Rama IX Road, also written as Rama 9 Road (ถนนพระราม 9, ) is one main road in east Bangkok. It starts at Rama IX Intersection, where Ratchadaphisek meet Asok-Din Daeng Roads and acted a boundary between Din Daeng and Huai Khwang districts, then eastward through Watthana Tham Junction, through the crossroad of Pradit Manutham and intersects with Ramkhamhaeng Road in Bang Kapi district to the end at Srinakarin Interchange, the starting point of Srinakarin Road in the area of Suan Luang District, Motorway 7 (commonly known as Motorway) is a continuous route. Total distance is about 8.7 km.

The phase between Ramkhamhaeng Intersection to Srinakarin Interchange, it has the status of Highway 343, formerly under the supervision of the Department of Highways. Currently under the supervision of Bangkok (BMA). The distance from the crossing of Khlong Chuad Yai, it runs parallel to the Si Rat Expressway in form of frontage road all the route.

Its named in honour of King Bhumibol Adulyadej (Rama IX) (reigning 1946–2016). It is regarded as one of the Rama Series Road, consisting of Rama I, Rama II, Rama III, Rama IV, Rama V, Rama VI, and Rama IX is the last.
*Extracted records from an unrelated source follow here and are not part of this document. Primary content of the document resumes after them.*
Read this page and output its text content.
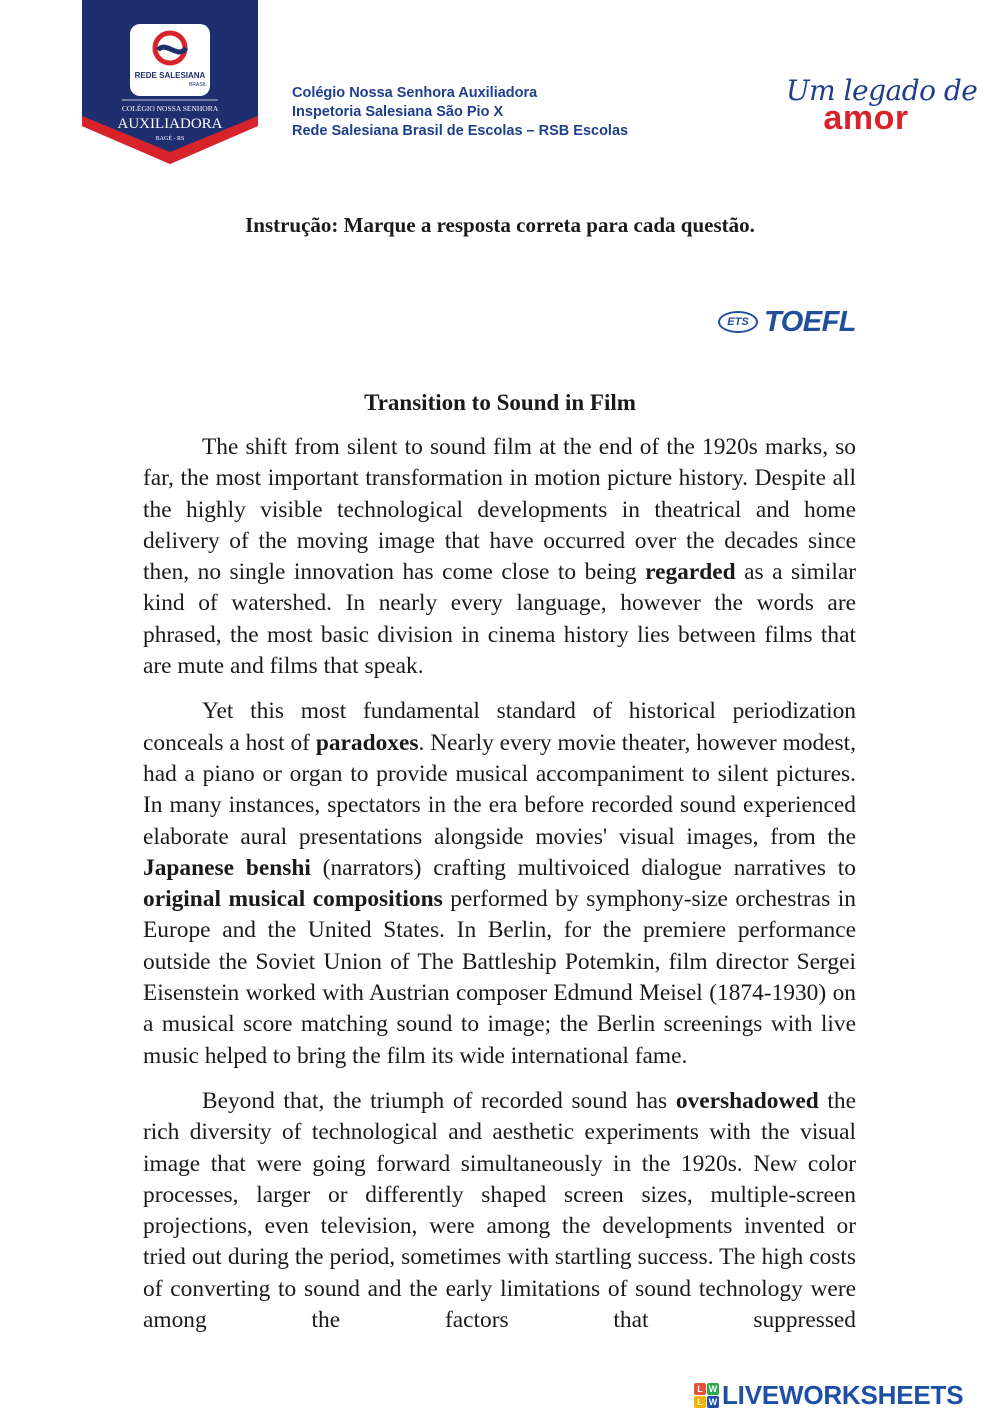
REDE SALESIANA
BRASIL
COLÉGIO NOSSA SENHORA
AUXILIADORA
BAGÉ - RS
Colégio Nossa Senhora Auxiliadora
Inspetoria Salesiana São Pio X
Rede Salesiana Brasil de Escolas – RSB Escolas
Um legado de
amor
Instrução: Marque a resposta correta para cada questão.
ETS TOEFL
Transition to Sound in Film

The shift from silent to sound film at the end of the 1920s marks, so far, the most important transformation in motion picture history. Despite all the highly visible technological developments in theatrical and home delivery of the moving image that have occurred over the decades since then, no single innovation has come close to being regarded as a similar kind of watershed. In nearly every language, however the words are phrased, the most basic division in cinema history lies between films that are mute and films that speak.

Yet this most fundamental standard of historical periodization conceals a host of paradoxes. Nearly every movie theater, however modest, had a piano or organ to provide musical accompaniment to silent pictures. In many instances, spectators in the era before recorded sound experienced elaborate aural presentations alongside movies' visual images, from the Japanese benshi (narrators) crafting multivoiced dialogue narratives to original musical compositions performed by symphony-size orchestras in Europe and the United States. In Berlin, for the premiere performance outside the Soviet Union of The Battleship Potemkin, film director Sergei Eisenstein worked with Austrian composer Edmund Meisel (1874-1930) on a musical score matching sound to image; the Berlin screenings with live music helped to bring the film its wide international fame.

Beyond that, the triumph of recorded sound has overshadowed the rich diversity of technological and aesthetic experiments with the visual image that were going forward simultaneously in the 1920s. New color processes, larger or differently shaped screen sizes, multiple-screen projections, even television, were among the developments invented or tried out during the period, sometimes with startling success. The high costs of converting to sound and the early limitations of sound technology were among the factors that suppressed

L W
L W LIVEWORKSHEETS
The road was opened in 1978 under the unofficial name "Liap Khlong Samsen Fang Nuea Road" (ถนนเลียบคลองสามเสนฝั่งเหนือ, "northern Samsen waterside road").

Rama IX Road is considered to be one of Bangkok's nightlife spots like the neighbouring Ratchadaphisek Road, especially in the 1990s (before 1997 Asian financial crisis) many nightclubs were operating on this road. They are known among Thai people as "café".

Bordering the road are Phra Ram 9 MRT station, MCOT Public Company Limited (MCOT), Government Housing Bank (GH Bank), Mass Rapid Transit Authority of Thailand (MRTA), Royal City Avenue (RCA), Rama IX Super Tower, etc.